La colère monte en Syrie. Près de 60 de villageois des environs de la ville de Minbej, qui compte 50.000 habitants, ont péri dans des bombardements aériens dans la nuit du 18 au 19 juillet. Cette localité située à 100 km au nord-est d’Alep, est tenue par l’organisation djihadiste Etat islamique. Parmi les victimes, des civils, figuraient des enfants, selon l'Observatoire syrien des droits de l'Homme (OSDH). Il s’agit de la plus grosse bavure, connue, de la coalition internationale.
Qui sont les victimes des frappes de la coalition ?
Les frappes ont eu lieu avant l’aube, par des avions de la coalition, alors que les habitants fuyaient les combats dans le village d'al-Toukhar, près du fief djihadiste de Minbej, a indiqué Rami Abdel Rahmane, directeur de l'OSDH.
"Il y a eu au moins 56 morts civils, dont 11 enfants, et des dizaines de blessés, dont certains grièvement atteints", a-t-il, s’appuyant sur un vaste réseau de sources médicales et de militants à travers la Syrie. "C'est vraisemblablement une erreur", a-t-il estimé.
Comment la coalition explique-t-elle cette bavure ?

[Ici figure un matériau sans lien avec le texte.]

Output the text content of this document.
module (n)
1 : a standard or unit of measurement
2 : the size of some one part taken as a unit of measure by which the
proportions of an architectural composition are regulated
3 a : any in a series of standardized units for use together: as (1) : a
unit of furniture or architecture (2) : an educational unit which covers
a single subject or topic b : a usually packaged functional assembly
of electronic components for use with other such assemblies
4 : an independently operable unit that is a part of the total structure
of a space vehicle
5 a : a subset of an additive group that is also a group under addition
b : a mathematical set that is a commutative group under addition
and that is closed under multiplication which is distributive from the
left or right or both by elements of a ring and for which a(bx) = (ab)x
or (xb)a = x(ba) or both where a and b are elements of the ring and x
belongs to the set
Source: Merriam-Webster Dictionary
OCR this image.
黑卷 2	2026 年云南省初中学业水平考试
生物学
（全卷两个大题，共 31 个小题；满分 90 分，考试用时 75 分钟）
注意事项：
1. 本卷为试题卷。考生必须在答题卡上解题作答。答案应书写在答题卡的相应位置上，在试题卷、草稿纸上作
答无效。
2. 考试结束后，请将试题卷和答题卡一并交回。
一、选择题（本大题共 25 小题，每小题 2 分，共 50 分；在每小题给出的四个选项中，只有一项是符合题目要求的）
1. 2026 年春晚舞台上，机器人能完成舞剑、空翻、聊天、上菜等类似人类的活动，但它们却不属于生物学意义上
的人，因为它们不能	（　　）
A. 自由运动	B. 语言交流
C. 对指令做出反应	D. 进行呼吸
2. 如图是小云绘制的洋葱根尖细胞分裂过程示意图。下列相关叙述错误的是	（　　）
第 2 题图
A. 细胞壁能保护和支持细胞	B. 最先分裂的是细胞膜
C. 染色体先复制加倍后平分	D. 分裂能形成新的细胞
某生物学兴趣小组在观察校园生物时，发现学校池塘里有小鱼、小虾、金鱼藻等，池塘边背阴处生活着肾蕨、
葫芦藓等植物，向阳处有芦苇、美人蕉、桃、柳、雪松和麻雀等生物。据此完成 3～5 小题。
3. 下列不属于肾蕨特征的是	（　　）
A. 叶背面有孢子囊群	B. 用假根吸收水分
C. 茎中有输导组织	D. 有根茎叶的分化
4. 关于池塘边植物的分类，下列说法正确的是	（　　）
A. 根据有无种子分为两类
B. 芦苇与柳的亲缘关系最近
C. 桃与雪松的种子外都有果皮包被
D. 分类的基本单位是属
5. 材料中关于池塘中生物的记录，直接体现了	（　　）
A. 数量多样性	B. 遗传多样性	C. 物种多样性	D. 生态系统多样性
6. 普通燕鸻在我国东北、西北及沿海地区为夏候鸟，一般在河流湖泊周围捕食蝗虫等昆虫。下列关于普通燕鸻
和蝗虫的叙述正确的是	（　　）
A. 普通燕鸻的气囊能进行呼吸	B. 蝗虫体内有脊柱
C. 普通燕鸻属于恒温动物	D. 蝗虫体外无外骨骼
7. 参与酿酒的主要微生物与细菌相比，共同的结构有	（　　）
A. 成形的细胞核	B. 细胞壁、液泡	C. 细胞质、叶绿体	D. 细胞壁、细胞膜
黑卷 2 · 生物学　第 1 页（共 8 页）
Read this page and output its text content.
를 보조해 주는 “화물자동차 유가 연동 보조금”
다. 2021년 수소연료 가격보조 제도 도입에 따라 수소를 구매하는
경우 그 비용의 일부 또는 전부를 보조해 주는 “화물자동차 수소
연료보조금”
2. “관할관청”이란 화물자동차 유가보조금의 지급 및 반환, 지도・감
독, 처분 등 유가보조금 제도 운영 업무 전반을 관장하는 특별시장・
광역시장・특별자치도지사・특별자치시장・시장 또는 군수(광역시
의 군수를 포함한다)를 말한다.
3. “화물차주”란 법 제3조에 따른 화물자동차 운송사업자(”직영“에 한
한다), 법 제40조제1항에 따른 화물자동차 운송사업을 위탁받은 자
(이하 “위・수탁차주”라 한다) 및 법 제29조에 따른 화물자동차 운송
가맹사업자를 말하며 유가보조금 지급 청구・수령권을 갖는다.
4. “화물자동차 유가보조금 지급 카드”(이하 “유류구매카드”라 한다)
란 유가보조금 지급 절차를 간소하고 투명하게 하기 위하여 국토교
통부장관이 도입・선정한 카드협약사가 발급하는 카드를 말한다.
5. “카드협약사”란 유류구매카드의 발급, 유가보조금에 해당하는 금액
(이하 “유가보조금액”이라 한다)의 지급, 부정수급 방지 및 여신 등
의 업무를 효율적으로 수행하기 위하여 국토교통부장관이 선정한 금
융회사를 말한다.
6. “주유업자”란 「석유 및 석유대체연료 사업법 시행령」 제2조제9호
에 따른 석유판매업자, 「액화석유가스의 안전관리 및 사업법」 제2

L’AFP a interrogé la coalition, qui a répondu par e-mail. Elle confirme avoir "récemment" procédé à des frappes près de Minbej. La coalition dit également être consciente des informations sur la mort de civils. "Nous allons examiner toutes les informations dont nous disposons sur l'incident. Nous prenons toutes les dispositions pendant nos missions pour éviter ou minimiser les pertes civiles (...) et nous conformer aux principes du droit de la guerre".
Washington a également réagi, jeudi matin, promettant la transparence sur les victimes civiles, par la voix de son ministre de la Défense, Ashton Carter. "Nous allons enquêter" sur ces accusations et "nous serons transparents là-dessus", a-t-il dit devant la presse, à l'issue d'une réunion des ministres de la Défense de la coalition sur la base aérienne d'Andrews, en banlieue de Washington. "Nous continuerons à faire tout ce que nous pourrons pour protéger les civils" pendant les bombardements, a-t-il ajouté.
Amnesty International a exhorté la coalition à "redoubler d'efforts pour empêcher la mort de civils et à enquêter sur de possibles violations du droit humanitaire international", expliquant qu'il s'agit "peut-être du bombardement le plus coûteux en vie de civils" par la coalition depuis le début en 2014 de ses opérations anti-djihadistes en Syrie.
#Syria: Alarm over reports of high civilian death toll from US-led coalition airstrikes. https://t.co/BrJL2tD3r0pic.twitter.com/xWPUBaJBtm
— AmnestyInternational (@amnesty) July 19, 2016
Pourquoi cette ville est-elle une cible importante pour la coalition ?
Minbej servait aux djihadistes comme principal carrefour d'approvisionnement, de la frontière turque vers les zones sous leur contrôle dans le nord syrien. Cette ville et ses environs sont donc visés depuis le 31 mai par une offensive des Forces démocratiques syriennes (FDS), soutenues par les Etats-Unis, qui cherchent à reprendre la ville.
La coalition internationale frappe quotidiennement cette cité qui compte encore des dizaines de milliers de civils et où les FDS sont parvenues à pénétrer il y a plusieurs semaines. Les combats s'y poursuivent, mais les forces démocratiques syriennes avancent lentement en raison des mines et surtout d'une résistance farouche du groupe ultraradical qui mène des attentats suicide et à la voiture piégée contre leurs positions. Des dizaines de milliers de civils ont déjà réussi à s'enfuir de la ville avec l'aide des FDS.
Quelles sont les réactions en Syrie ?
Le principal groupe d'opposition syrien a appelé mercredi la coalition anti-djihadistes à suspendre ses frappes contre le groupe État islamique (EI). "Le président de la Coalition (de l'opposition syrienne), Anas al-Abdé, a envoyé une lettre urgente aux chefs de la diplomatie des pays membres de la coalition anti-EI après les massacres horribles près de Minbej dans le nord-est d'Alep par des avions de la coalition", selon un communiqué. Il a "demandé la suspension immédiate des opérations militaires de la coalition en Syrie afin de permettre une enquête approfondie", poursuit le texte. L'opposition, quant à elle, a évoqué dans son communiqué le chiffre de 125 civils tués.